Ce clip sous-titré avait jeudi enregistré plus de 326’000 vues. M. Lee a affirmé que les actes de racisme dont il a souffert étaient «innommables», «terrifiants» et «graves».

«Haine injustifiée»

L’équipe de M. Lee appartient à l’entreprise collective d’e-sport et de jeux, Envy Gaming, dont le fondateur Mark Rufail a condamné la «haine injustifiée», promettant d’assurer la sécurité de ses joueurs. «Nous avons été informés d’une situation où nos joueurs… ont été confrontés à de nombreuses personnes qui leur ont fait des remarques vraiment racistes et ont menacé nos joueurs», a-t-il déclaré dans une vidéo publiée sur Twitter.

Selon M. Rufail, il y a au total huit joueurs et trois entraîneurs sud-coréens dans l’équipe de Dallas Fuel. Dallas Fuel et l’équipe de Mme Kim, Florida Mayehm, sont toutes deux dans la ligue d’e-sport Overwatch, qui appartient au géant mondial du jeu vidéo Activision Blizzard.
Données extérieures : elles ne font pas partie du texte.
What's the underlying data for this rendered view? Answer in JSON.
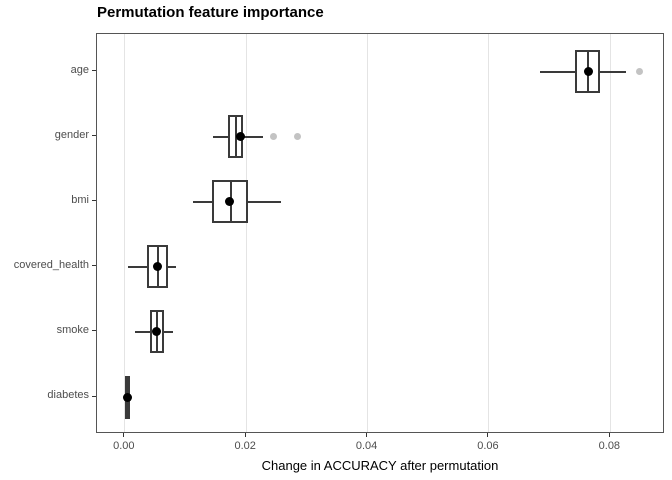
{
  "chart_data": {
    "type": "boxplot",
    "orientation": "horizontal",
    "title": "Permutation feature importance",
    "xlabel": "Change in ACCURACY after permutation",
    "ylabel": "",
    "xlim": [
      -0.00458,
      0.089
    ],
    "x_ticks": [
      {
        "value": 0.0,
        "label": "0.00"
      },
      {
        "value": 0.02,
        "label": "0.02"
      },
      {
        "value": 0.04,
        "label": "0.04"
      },
      {
        "value": 0.06,
        "label": "0.06"
      },
      {
        "value": 0.08,
        "label": "0.08"
      }
    ],
    "grid": "major-vertical-only",
    "legend": "none",
    "categories": [
      "age",
      "gender",
      "bmi",
      "covered_health",
      "smoke",
      "diabetes"
    ],
    "series": [
      {
        "name": "age",
        "whisker_low": 0.0684,
        "q1": 0.0741,
        "median": 0.0763,
        "q3": 0.0783,
        "whisker_high": 0.0825,
        "mean": 0.0764,
        "outliers": [
          0.0848
        ]
      },
      {
        "name": "gender",
        "whisker_low": 0.0145,
        "q1": 0.017,
        "median": 0.0183,
        "q3": 0.0195,
        "whisker_high": 0.0227,
        "mean": 0.019,
        "outliers": [
          0.0245,
          0.0285
        ]
      },
      {
        "name": "bmi",
        "whisker_low": 0.0113,
        "q1": 0.0143,
        "median": 0.0175,
        "q3": 0.0203,
        "whisker_high": 0.0257,
        "mean": 0.0173,
        "outliers": []
      },
      {
        "name": "covered_health",
        "whisker_low": 0.0006,
        "q1": 0.0037,
        "median": 0.0054,
        "q3": 0.0071,
        "whisker_high": 0.0084,
        "mean": 0.0054,
        "outliers": []
      },
      {
        "name": "smoke",
        "whisker_low": 0.0016,
        "q1": 0.0042,
        "median": 0.0053,
        "q3": 0.0065,
        "whisker_high": 0.0079,
        "mean": 0.0052,
        "outliers": []
      },
      {
        "name": "diabetes",
        "whisker_low": 0.0001,
        "q1": 0.0001,
        "median": 0.0004,
        "q3": 0.0009,
        "whisker_high": 0.0009,
        "mean": 0.0004,
        "outliers": []
      }
    ],
    "colors": {
      "box_stroke": "#3a3a3a",
      "median": "#3a3a3a",
      "mean_dot": "#000000",
      "outlier_dot": "#c3c3c3",
      "gridline": "#e4e4e4",
      "panel_border": "#555555",
      "axis_text": "#4d4d4d",
      "title_text": "#000000",
      "background": "#ffffff"
    }
  }
}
«Nous condamnons avec force le racisme», a déclaré aux médias américains l’éditeur de jeux vidéo célèbres tels que «Call of Duty» et «Candy Crush». «Nous sommes aux côtés de la communauté asiatique, de nos employés et de nos joueurs et nous travaillons dans toute notre organisation, y compris dans le domaine des sports électroniques, à combattre la haine et l’ignorance», a-t-il ajouté.

M. Lee a expliqué que pour éviter d’être harcelé, il sortait vêtu du maillot de son équipe. «Si je porte mon maillot, je pense qu’ils savent que nous faisons partie d’une équipe, et ils ne nous dérangent pas autant», a-t-il dit.